「日本は安全な国」と信じて疑わない人は多いかもしれません。しかし、最新の調査結果が突きつけたのは、そのイメージとは裏腹に、国民の4人に1人が何らかの犯罪被害に遭っているという現実です。しかも、その大半は警察に届け出られず、統計にも表れない「暗数」として社会の目から隠されていました。
「日本は治安が良い」は幻想か?日本人の4人に1人が犯罪被害に遭っている「衝撃事実」 (※写真はイメージです/PIXTA)

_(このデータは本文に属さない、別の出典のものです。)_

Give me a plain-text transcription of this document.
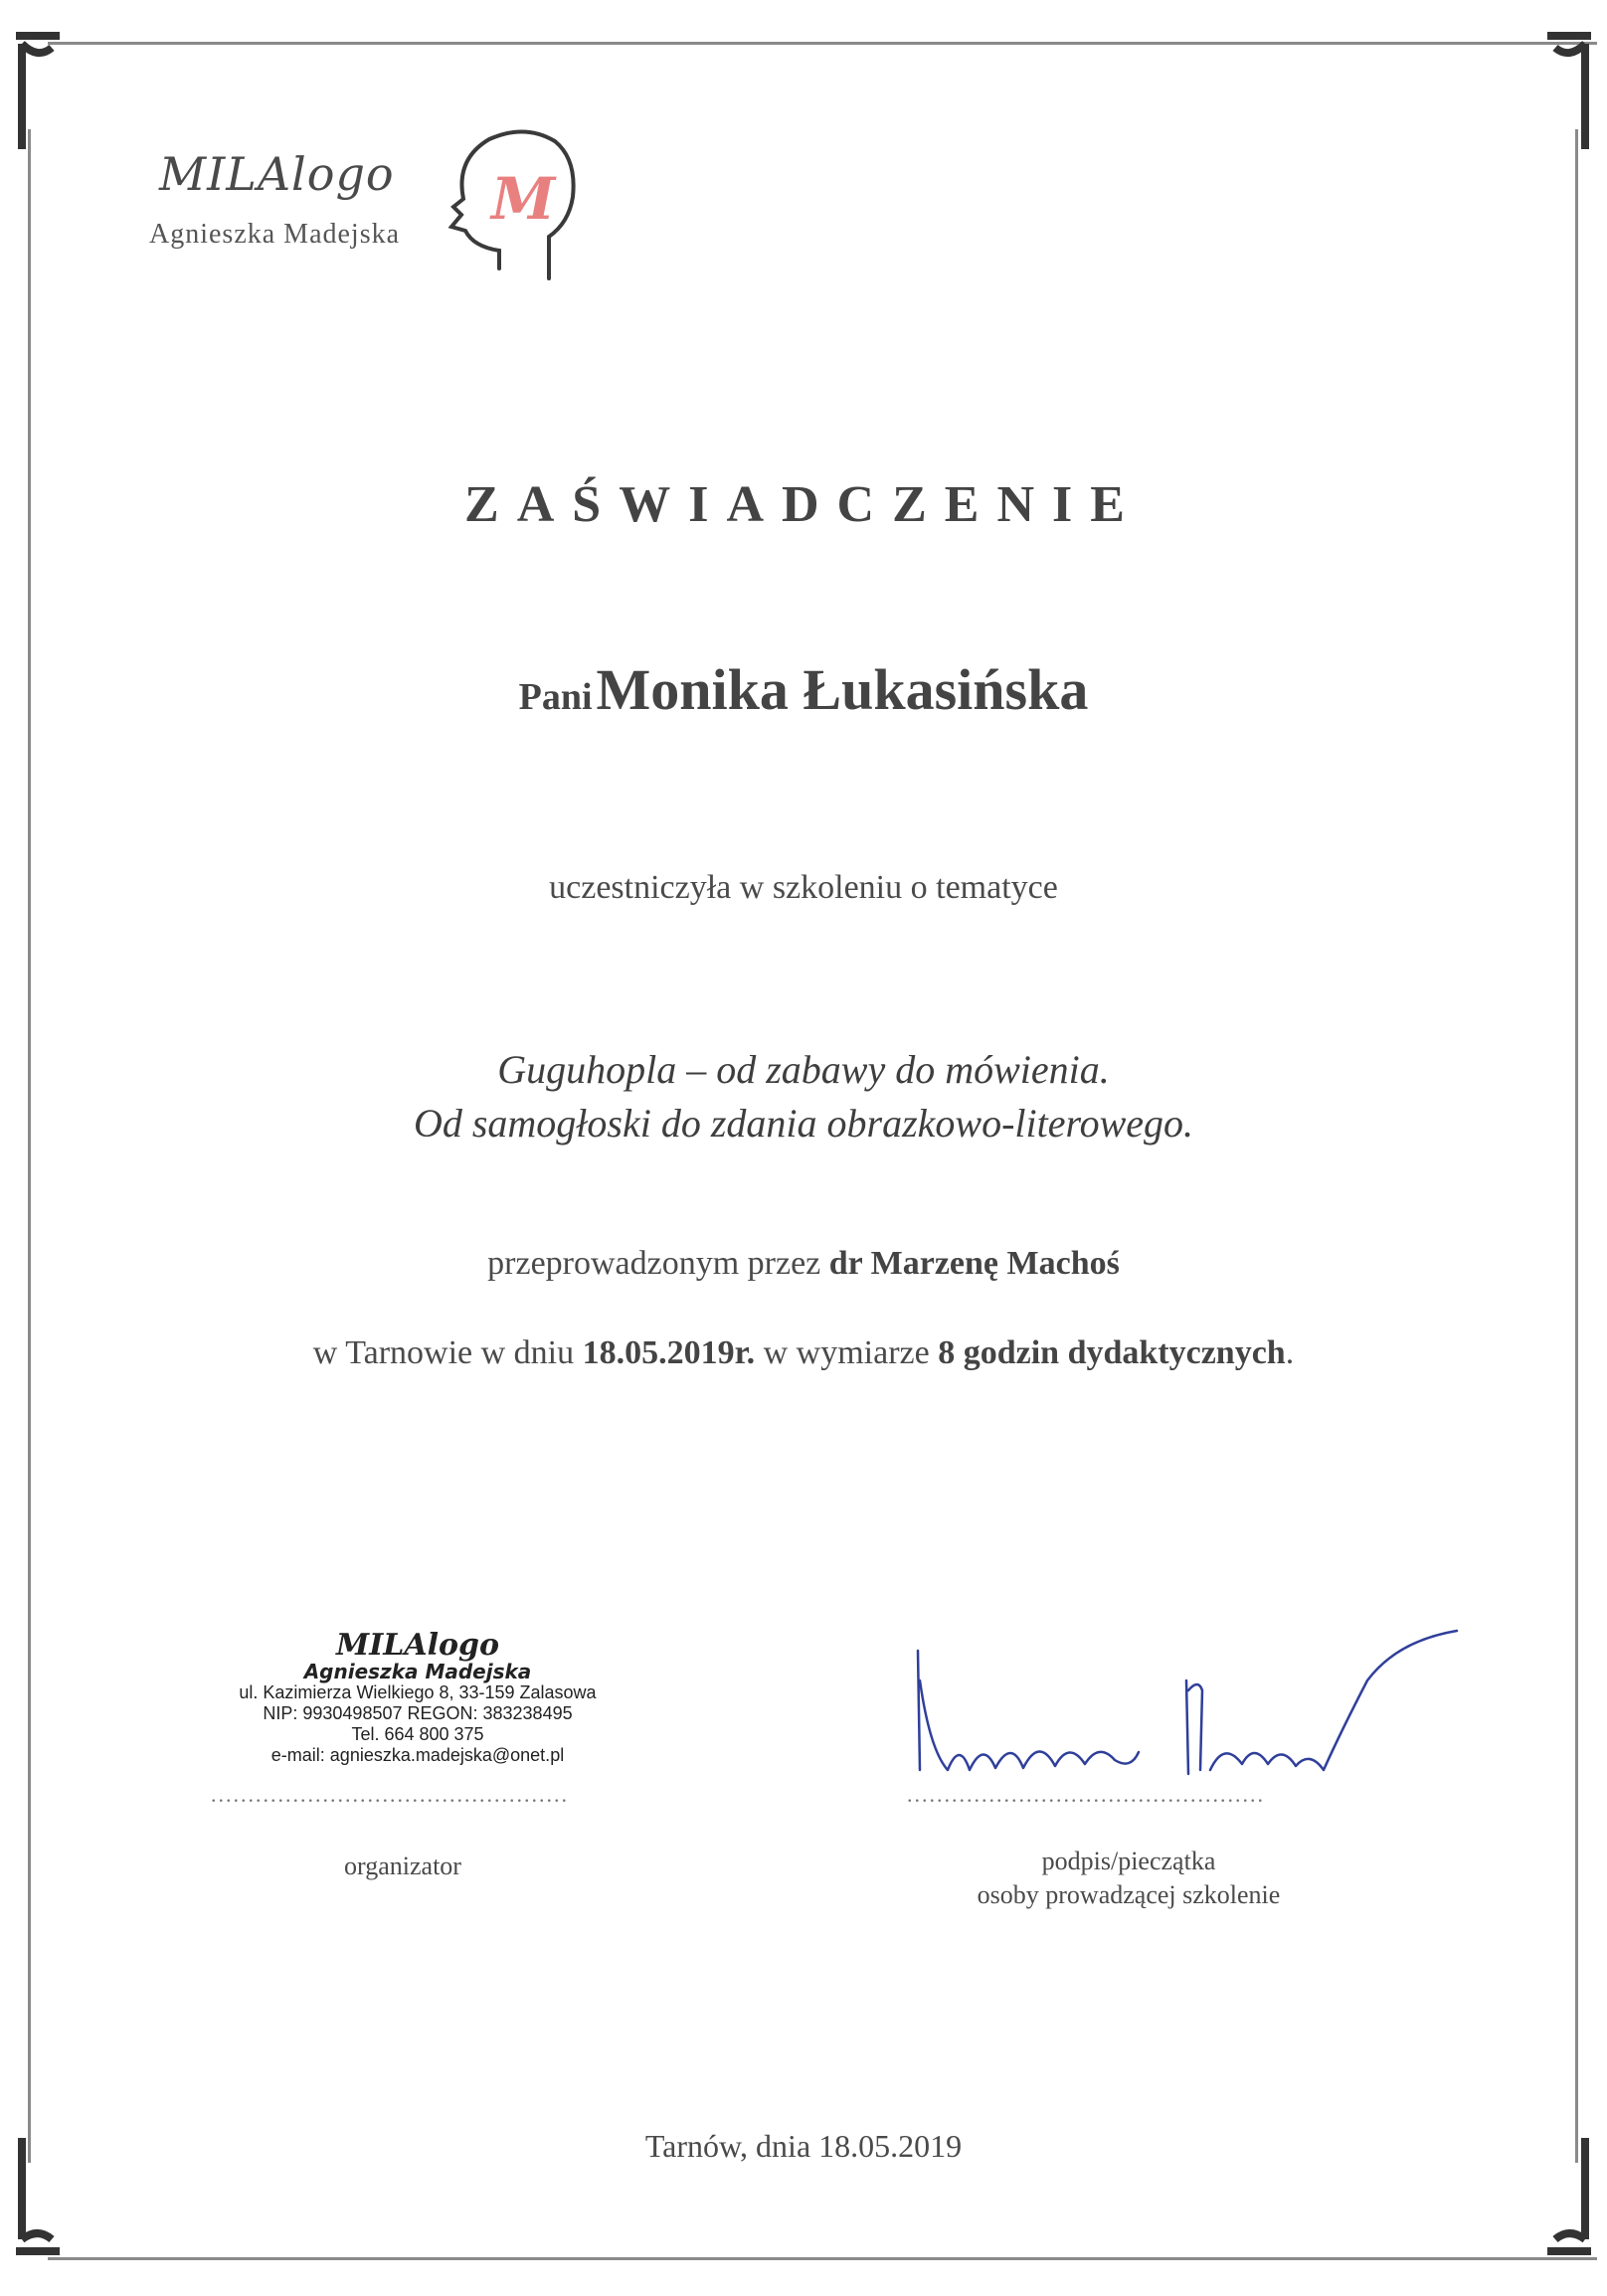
MILAlogo
Agnieszka Madejska
M
ZAŚWIADCZENIE
Pani Monika Łukasińska
uczestniczyła w szkoleniu o tematyce
Guguhopla – od zabawy do mówienia.
Od samogłoski do zdania obrazkowo-literowego.
przeprowadzonym przez dr Marzenę Machoś
w Tarnowie w dniu 18.05.2019r. w wymiarze 8 godzin dydaktycznych.
MILAlogo
Agnieszka Madejska
ul. Kazimierza Wielkiego 8, 33-159 Zalasowa
NIP: 9930498507 REGON: 383238495
Tel. 664 800 375
e-mail: agnieszka.madejska@onet.pl
................................................
organizator
................................................
podpis/pieczątka
osoby prowadzącej szkolenie
Tarnów, dnia 18.05.2019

治安「良い」は幻想か。16%が被害「あおり運転」と急増するカード詐欺の深刻実態

法務省『第6回犯罪被害実態(暗数)調査』は全国の16歳以上の男女約7,000人を対象にしたこの大規模調査で、警察が認知していない「暗数」となった犯罪を含め、国民が実際にどのような被害に遭っているかを明らかにするものです。その結果から、私たちの身近に潜む「見えない犯罪」のリアルな姿が見えてきました。

 

驚くべきことに、過去5年間で何らかの犯罪被害に遭った人は24.9%に上り、4人に1人が被害者となっている計算です。なかでも衝撃的なのは、今回から新たに調査項目に加わった「あおり運転」の被害率。過去5年間に自動車等を運転する世帯のうち、実に16.5%が被害に遭ったと回答しています。 これは調査対象となったすべての犯罪のなかで突出して高い数値です。多くのドライバーが、車間距離を詰められたり、幅寄せされたりといった危険な行為に日常的に晒されている実態がうかがえます。

 

さらに深刻なのは、その被害がほとんど表に出てこないことです。あおり運転の被害に遭った人のうち、警察に届け出た割合はわずか2.2%に過ぎません。 なぜ被害者は声を上げないのでしょうか。届け出なかった理由として最も多かったのは「それほど重大ではない(損失がない、大したことではない)」で75.8%を占めました。 しかし、「捜査機関は何もできない(証拠がない)」(12.9%)、「捜査機関は何もしてくれない」(7.9%)、「仕返しのおそれ」(6.3%)といった回答も無視できません。 これらの声は、立証の難しさや警察への不信感、そして報復への恐怖から、多くの被害者が泣き寝入りを余儀なくされているという厳しい現実を物語っています。

 

この「見えない犯罪」の蔓延は、人々の心にも影を落としています。我が国の治安について「良い」と回答した人の割合は前回調査から3.8ポイント低下し、逆に「悪い」と回答した人の割合は3.2ポイント上昇しました。 認知されている刑法犯の件数が減少傾向にある一方で、人々の「体感治安」はむしろ悪化しているのです。